ALBANIANS AND THEIR SUPPORTERS euphorically celebrated Sunday's declaration of independence by the republic of Kosova. The sensation of liberty from Serbian domination was intoxicating. But Kosova's future is less than crystal-clear.
On Monday, George W. Bush gave his blessing to the newly-free country, writing to Kosova president Fatmir Sejdiu, "On behalf of the American people, I hereby recognize Kosova as an independent and sovereign state . . . I look forward to the deepening and strengthening of our special friendship."
Bush's action did not elicit universal applause. Serbian prime minister Vojislav Kostunica was once the subject of undignified fawning by American and other Western officials who claimed he represented a democratic alternative to the late and unmourned mass murderer Slobodan Milosevic. Now Kostunica rants like his predecessor, denouncing the United States. According to Kostunica, Washington has "forced a solution" of the issue--although Kosovars have waited almost nine years, since the NATO intervention against Serbia ended, for such an outcome.
Kostunica also recalled to Belgrade the Serbian ambassador to the U.S., Ivan Vujacic, who just two weeks ago, at a reception in the Washington embassy of Bosnia-Hercegovina, sneeringly told me that Kosova, if independent, would never gain membership in the United Nations. But the lack of a UN seat has done little to deter Taiwan from achieving extraordinary prosperity and stability, even though that small democracy must contend with the disfavor of Beijing.
A comparison with Taiwan is further appropriate because Serbia claims that it will enjoy support, in challenging the Kosovars and their allies, from China and, much more importantly, China's partner in mischief on the UN Security Council -- neo-imperialist Russia under Vladimir Putin. For his part, Putin schemes for reassertion of Russian power in the Balkans, and he is stimulated by the new energy wealth flowing into Moscow. But it is unlikely that Putin would be satisfied by a restored share of influence in Eastern Europe. Russian energy wealth, combined with impunity in backing Serbia, could give Putin a new cudgel against the whole of Europe.
Unfortunately, much of Europe sees a resolution of these issues in continued interference with Kosova, through international control over local institutions in the republic. Kosovar independence, as presently conceived, will be encumbered by a foreign police and justice administration, the European Union Rule of Law Mission in Kosovo or EULEX, made up of 2,000 foreigners and 1,000 locals. Kosovars distrust foreign police -- except Americans -- even when the guardians of order are not Serbian. Only a year ago, on February 10, 2007, Romanian police serving with the UN Mission in Kosovo fatally shot two participants in a self-determination demonstration in Pristina, the capital city. And Romanians continue to serve as police in Kosova courts.
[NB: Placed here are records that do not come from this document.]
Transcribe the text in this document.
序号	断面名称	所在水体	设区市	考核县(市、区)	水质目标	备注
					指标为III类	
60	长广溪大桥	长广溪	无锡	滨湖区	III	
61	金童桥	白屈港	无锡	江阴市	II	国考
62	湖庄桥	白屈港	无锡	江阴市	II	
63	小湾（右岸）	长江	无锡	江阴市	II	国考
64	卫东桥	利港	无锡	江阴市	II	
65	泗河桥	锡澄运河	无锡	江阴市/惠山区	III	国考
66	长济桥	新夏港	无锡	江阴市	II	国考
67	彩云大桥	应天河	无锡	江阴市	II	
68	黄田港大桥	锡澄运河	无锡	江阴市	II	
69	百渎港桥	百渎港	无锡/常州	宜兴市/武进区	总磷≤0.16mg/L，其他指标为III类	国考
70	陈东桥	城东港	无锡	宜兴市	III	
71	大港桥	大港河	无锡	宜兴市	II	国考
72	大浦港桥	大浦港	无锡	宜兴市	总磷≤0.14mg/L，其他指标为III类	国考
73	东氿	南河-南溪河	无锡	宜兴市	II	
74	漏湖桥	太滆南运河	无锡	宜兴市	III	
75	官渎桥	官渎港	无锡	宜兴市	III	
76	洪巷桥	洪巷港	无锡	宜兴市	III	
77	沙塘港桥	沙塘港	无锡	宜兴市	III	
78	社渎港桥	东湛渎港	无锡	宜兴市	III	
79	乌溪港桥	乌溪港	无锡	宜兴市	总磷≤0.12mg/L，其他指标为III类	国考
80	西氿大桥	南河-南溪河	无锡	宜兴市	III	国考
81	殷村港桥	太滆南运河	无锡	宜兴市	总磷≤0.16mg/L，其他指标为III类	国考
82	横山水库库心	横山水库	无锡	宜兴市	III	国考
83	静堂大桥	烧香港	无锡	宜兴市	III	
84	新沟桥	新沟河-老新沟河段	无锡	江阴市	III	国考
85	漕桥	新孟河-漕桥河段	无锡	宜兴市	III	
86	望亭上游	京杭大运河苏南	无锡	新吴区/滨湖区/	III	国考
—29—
While Kosova's independence remains imperfect, one thing should be clear: President Bush has done the right thing. Albanians, although Muslim in their majority, are fanatics only about their appreciation for America. Albanian Islam is moderate, and constitutes a bulwark against radicalization of European Muslims. Albanians avoid conflicts over religion and are satisfied to allow each among them to choose how to, or whether to, practice the religion of their choice.
Finally, with the increasing stabilization of Iraq, it may be that the global war against radical Islamist ideology will prove a briefer episode than many in the world believed. The democracies may find themselves once again confronting Russia and China, in a revival of the cold war. President Bush's support for Kosova is an early warning against the return of Russian meddling in Europe and adventurism elsewhere. Even if it is only the beginning for a more beneficial American-Kosovar partnership, Bush's decision was correct.